In the HBR article “How to Make Generative AI Greener“, Ajay Kumar Tom Davenport explain how “generative AI models are generated by “hyperscale” (very large) cloud providers with thousands of servers that produce major carbon footprints” and how these data centers account for around 7% of Denmark’s and 2.8% of the United States’ electricity use.
And explain why art generating diffusion models are worse in energy consumption compared to large language models. Hardware being the reason, since diffusion models run on graphics processing unit (GPU) chips. “These require 10 -15 times the energy a traditional CPU needs”.

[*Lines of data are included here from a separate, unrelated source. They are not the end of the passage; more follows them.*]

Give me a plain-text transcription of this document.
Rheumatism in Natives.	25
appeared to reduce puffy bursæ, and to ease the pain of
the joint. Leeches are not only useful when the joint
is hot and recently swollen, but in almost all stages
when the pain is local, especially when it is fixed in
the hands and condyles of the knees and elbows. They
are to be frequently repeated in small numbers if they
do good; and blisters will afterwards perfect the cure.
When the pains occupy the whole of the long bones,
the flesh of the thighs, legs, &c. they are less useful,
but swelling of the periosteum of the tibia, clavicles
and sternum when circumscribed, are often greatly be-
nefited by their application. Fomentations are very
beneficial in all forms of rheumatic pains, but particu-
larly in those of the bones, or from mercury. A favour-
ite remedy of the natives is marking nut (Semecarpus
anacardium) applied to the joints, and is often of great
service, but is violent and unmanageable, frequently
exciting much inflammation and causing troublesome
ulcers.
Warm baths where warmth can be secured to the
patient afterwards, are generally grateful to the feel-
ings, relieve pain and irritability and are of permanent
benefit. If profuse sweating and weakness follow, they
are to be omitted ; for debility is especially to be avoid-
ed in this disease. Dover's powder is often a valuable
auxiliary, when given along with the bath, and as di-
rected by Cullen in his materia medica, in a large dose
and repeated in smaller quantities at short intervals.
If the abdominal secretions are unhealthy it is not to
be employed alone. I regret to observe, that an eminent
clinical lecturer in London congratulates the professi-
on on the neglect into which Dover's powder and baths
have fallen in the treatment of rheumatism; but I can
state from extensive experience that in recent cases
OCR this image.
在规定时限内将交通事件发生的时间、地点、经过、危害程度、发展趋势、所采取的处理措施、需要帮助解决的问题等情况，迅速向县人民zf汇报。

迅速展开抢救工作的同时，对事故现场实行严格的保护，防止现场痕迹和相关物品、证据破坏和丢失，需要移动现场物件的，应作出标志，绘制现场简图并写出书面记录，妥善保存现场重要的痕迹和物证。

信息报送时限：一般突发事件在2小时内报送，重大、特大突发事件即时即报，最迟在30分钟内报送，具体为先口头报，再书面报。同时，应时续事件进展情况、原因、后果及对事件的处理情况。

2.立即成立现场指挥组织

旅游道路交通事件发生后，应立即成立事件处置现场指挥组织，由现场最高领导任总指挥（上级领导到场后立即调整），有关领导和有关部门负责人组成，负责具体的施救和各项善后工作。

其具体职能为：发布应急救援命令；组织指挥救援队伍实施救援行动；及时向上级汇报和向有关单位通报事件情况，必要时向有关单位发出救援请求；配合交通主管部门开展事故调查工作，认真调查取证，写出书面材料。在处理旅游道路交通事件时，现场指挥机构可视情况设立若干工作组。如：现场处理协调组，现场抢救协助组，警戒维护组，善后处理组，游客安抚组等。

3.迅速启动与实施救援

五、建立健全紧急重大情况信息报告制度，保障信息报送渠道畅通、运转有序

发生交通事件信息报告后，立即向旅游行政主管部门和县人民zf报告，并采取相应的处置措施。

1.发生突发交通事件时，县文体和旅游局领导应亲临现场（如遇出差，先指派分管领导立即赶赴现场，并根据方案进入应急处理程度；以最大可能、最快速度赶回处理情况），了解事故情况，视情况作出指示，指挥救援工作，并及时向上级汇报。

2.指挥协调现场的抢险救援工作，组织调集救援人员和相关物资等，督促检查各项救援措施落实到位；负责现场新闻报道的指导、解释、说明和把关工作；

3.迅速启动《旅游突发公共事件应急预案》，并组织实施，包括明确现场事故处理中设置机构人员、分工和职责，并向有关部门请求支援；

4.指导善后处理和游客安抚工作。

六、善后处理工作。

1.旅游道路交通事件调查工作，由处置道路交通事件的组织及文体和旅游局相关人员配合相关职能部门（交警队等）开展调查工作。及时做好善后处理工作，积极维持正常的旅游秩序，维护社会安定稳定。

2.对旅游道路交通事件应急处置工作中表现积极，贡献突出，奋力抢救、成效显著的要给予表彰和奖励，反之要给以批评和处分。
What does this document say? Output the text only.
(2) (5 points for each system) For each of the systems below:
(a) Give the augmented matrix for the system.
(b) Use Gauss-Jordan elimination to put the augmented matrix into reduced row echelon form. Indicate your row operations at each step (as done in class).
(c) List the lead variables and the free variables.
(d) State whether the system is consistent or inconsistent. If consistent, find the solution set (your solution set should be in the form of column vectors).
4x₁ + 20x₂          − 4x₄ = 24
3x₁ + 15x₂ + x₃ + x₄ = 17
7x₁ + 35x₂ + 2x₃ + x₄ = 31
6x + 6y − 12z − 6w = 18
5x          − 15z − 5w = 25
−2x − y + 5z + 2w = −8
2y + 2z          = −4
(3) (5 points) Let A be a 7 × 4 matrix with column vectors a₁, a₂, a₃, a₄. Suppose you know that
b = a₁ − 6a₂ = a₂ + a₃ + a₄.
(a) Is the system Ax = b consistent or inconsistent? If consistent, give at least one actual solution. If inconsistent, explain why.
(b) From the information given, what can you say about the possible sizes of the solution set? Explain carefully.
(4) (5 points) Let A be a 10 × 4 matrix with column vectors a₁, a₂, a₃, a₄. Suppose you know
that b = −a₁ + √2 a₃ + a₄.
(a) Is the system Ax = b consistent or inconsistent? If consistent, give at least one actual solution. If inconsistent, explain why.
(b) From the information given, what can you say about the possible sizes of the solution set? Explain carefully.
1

The reluctance of major players to disclose energy-sensitive data is well-known. Thus much opaqueness and black-boxing around those numbers.
Even if emission reports on DALL-E2 and Midjourney were extremely hard to find, we could locate one paper dealing explicitly with diffusion models.
“Climate Implications of Diffusion-based Generative Visual AI Systems and their Mass Adoption” by Vanessa Utz and Steve DiPaola, School of Interactive Arts and Technology (SIAT), Simon Fraser University, Canada.
According to the authors, four main genAI art tools, DallE-2, Midjourney, Stable Diffusion and Artbreeder alone produce over 20 million images per day (Kelly 2022; Pennington 2022).
With ad-hoc calculations on the energy consumption, by first concentrating on Stable Diffusion, and then extrapolating to several models. Supposing and underscoring their estimations to be high underestimations.
“Based on our assumption that the 10 million users of Stable Diffusion (as confirmed by StabilityAI) run the system for approximately 1.5 hours per day on a RTX 3090, will lead to a yearly energy consumption of approximately 1.92 TWh.” Stable Diffusion: This is similar to the total electricity consumption of the West African nation Mauritania in 2021
For five popular systems Stable Diffusion (including DreamStudio), Midjourney, DallE-2, LensaAI, and Dream have approximately 48.5 million users, the energy consumption would be the total electricity consumption of Kenya in
2021 was 9.1 TWh.
However there are limitations to these calculations since there is a huge lack of transparency when it comes to data made available to researchers and the general public.
Fact is that these models are in no regards whatsoever green. So can these power-hungry models be made more environmental-friendly?
Can eco-friendly images be produced?
There are different approaches to the treatment of images which impact the energy and carbon emission results. For example DALL-E 2’s diffusion model works on full-size images. Stable Diffusion, on the other hand, uses a technique called “latent diffusion”. This means Stable Diffusion requires less computing power to work. Unlike DALL-E 2, which runs on OpenAI’s powerful servers, Stable Diffusion can run on personal computers.
However making images more eco-friendly should not just be an one-sided responsibility of developers and vendors.
We all need to recognize that we are responsible too. The overconsumption by users needs to addressed and o be scrutinized. In this case each and everybody has to take on individual responsibility and contribute to reducing the data waste.